Throughout his releases so far there has been this running parallel with music from seemingly unconnected places. Of course at its heart is the uncompromising and glorious sound of the Deep South but this sits alongside music from equally identifiable and special histories. Here is music that manages to transcend any one category and highlights the unexpected similarities of music from wholly different cultures .
River is released via the wonderful Three Lobed Recordings organisation and the river in question here is the Rappahannock that runs from the Blue Ridge mountains to Chesapeake Bay on the east coast.

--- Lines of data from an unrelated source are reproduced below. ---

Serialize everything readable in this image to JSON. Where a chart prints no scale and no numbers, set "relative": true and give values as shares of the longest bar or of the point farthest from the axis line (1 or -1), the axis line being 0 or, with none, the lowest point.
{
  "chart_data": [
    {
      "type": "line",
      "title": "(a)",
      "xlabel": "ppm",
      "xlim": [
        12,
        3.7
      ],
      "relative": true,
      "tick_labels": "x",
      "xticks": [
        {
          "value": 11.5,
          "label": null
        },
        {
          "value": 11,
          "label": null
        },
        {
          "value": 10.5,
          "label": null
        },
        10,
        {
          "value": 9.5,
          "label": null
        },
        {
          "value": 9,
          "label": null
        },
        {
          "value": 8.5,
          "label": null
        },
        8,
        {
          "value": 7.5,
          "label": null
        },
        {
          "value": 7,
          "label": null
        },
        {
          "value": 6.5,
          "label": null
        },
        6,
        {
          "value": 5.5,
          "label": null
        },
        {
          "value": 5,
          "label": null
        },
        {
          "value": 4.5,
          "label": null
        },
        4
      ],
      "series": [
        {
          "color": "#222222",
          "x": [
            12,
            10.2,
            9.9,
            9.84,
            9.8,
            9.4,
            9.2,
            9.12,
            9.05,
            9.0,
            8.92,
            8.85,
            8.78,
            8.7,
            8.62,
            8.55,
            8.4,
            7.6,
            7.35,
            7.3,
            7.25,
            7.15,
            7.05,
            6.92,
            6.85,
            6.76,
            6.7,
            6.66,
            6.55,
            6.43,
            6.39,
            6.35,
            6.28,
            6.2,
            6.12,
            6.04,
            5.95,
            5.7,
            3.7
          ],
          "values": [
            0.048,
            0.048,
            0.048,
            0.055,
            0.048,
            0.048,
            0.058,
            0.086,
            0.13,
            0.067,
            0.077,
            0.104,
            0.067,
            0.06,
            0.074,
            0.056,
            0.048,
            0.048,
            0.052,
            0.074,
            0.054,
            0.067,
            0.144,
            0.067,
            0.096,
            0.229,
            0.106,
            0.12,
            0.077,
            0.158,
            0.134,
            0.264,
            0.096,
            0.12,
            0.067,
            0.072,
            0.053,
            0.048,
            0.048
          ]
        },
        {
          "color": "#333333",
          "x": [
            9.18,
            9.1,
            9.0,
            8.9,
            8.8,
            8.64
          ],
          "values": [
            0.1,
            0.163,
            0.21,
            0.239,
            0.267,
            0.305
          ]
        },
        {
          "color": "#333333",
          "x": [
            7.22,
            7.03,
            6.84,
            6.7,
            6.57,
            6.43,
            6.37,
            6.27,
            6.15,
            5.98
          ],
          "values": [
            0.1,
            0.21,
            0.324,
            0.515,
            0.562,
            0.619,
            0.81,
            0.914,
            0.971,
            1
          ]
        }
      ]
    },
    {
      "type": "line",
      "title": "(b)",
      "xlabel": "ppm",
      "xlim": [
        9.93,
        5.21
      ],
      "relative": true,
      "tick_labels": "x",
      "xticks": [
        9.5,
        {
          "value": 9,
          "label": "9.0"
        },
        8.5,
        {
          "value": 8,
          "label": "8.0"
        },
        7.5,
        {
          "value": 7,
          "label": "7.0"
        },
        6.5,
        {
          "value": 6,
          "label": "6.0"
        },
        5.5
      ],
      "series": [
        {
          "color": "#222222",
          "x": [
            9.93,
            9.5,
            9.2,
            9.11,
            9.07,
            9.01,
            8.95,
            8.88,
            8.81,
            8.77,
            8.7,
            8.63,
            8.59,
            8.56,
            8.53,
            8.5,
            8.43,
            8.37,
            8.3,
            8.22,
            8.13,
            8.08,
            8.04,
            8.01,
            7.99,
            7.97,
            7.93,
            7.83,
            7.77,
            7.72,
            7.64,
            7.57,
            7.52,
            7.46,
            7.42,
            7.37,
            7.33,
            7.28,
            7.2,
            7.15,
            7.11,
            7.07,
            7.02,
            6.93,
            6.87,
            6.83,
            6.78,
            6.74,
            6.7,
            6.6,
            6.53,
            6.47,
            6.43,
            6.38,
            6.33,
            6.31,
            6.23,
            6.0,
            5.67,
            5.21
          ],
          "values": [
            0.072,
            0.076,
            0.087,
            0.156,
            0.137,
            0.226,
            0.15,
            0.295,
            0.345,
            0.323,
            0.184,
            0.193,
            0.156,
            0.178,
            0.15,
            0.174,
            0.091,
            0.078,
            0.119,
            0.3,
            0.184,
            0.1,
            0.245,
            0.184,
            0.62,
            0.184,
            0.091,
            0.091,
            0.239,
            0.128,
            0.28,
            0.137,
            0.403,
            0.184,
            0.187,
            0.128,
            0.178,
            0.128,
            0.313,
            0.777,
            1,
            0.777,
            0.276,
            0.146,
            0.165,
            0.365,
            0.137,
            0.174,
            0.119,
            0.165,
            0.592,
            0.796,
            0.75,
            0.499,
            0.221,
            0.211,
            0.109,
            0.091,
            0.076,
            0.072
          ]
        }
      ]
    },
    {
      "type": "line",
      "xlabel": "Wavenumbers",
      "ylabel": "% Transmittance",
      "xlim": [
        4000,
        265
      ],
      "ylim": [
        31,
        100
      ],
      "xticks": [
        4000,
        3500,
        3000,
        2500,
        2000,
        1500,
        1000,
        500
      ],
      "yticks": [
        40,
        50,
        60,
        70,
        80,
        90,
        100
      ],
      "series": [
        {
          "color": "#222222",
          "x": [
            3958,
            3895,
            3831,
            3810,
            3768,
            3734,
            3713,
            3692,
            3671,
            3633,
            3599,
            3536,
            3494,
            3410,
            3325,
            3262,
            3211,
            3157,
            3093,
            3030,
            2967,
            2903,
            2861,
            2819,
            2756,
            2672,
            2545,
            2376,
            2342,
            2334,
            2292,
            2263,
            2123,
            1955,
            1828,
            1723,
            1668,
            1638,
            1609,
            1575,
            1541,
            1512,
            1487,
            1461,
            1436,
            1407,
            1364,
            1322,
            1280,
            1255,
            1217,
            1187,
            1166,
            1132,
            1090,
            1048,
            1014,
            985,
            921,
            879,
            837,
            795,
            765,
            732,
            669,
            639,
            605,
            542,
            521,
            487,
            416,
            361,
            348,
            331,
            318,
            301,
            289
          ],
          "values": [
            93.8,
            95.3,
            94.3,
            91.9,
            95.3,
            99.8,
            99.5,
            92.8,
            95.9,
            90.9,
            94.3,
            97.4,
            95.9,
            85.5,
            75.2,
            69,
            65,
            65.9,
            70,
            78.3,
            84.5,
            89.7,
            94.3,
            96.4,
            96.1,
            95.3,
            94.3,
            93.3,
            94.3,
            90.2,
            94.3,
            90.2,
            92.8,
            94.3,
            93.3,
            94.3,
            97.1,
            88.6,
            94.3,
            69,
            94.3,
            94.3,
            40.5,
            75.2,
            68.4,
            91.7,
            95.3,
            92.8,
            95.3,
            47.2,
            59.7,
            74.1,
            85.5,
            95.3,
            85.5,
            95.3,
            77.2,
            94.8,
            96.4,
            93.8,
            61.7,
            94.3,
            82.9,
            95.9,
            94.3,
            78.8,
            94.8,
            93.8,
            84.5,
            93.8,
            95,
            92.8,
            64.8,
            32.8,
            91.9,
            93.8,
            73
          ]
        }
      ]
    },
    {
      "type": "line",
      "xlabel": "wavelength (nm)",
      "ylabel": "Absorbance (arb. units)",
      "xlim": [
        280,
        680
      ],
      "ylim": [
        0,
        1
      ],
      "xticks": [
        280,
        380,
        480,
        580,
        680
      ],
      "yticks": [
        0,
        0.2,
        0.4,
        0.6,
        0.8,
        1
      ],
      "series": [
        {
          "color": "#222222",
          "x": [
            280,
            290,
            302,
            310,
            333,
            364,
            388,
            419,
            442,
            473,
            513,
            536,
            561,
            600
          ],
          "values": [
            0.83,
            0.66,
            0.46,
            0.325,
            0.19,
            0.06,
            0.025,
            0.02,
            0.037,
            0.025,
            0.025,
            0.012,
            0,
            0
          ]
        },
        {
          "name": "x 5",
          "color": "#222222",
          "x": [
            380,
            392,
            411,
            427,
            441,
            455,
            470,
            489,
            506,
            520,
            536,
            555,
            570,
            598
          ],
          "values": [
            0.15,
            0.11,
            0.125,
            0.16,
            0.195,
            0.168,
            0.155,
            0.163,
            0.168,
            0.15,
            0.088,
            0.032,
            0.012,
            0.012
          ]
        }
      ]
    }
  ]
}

The opening, and wonderfully extended, track Won’t You Cross Over To That Other Shore, manages to blend the South with Indian Raga and Spanish flamenco and that deep drone bass note; growing, turning and developing into a thing all of its own, a remarkable piece.
The next two shorter tracks – Levee (a Jack Rose song) with all its slide chords and picked melodies is so redolent of a countryside I have never seen but feel like I have always known, from countless movies and travelogs; and Farnham (by William Moore) a brief pastoral piece you feel you should know from some race memory; they both set you up for Song for the Setting Sun parts I and II.
These two tracks are a rather joyous affair made up really of a number of shorter, different but connecting stanzas, all showing off the disarming ease that Bachman has with his extraordinary playing.
Old Country Rock couldn’t be more like its says in its title if it tried, and the closer track, a reprise of the opening track, creates a closing loop to the album, making it a circle, a whole and rounded piece.
Perhaps Bachman’s most complete and satisfying set set yet (though all are more than worthy of attention) his playing is ever more assured and purposeful and the fact that it was recorded over one single day and hasn’t been meddled with, no tweaks, no over-dubs, means its authenticity is complete, an honest and heartfelt suite all the more right for the sounds and noises that others may have stripped out in post production. Bachmans first ‘proper’ studio effort, the recording is wonderful and intimate, thing of beauty, emotion and honesty.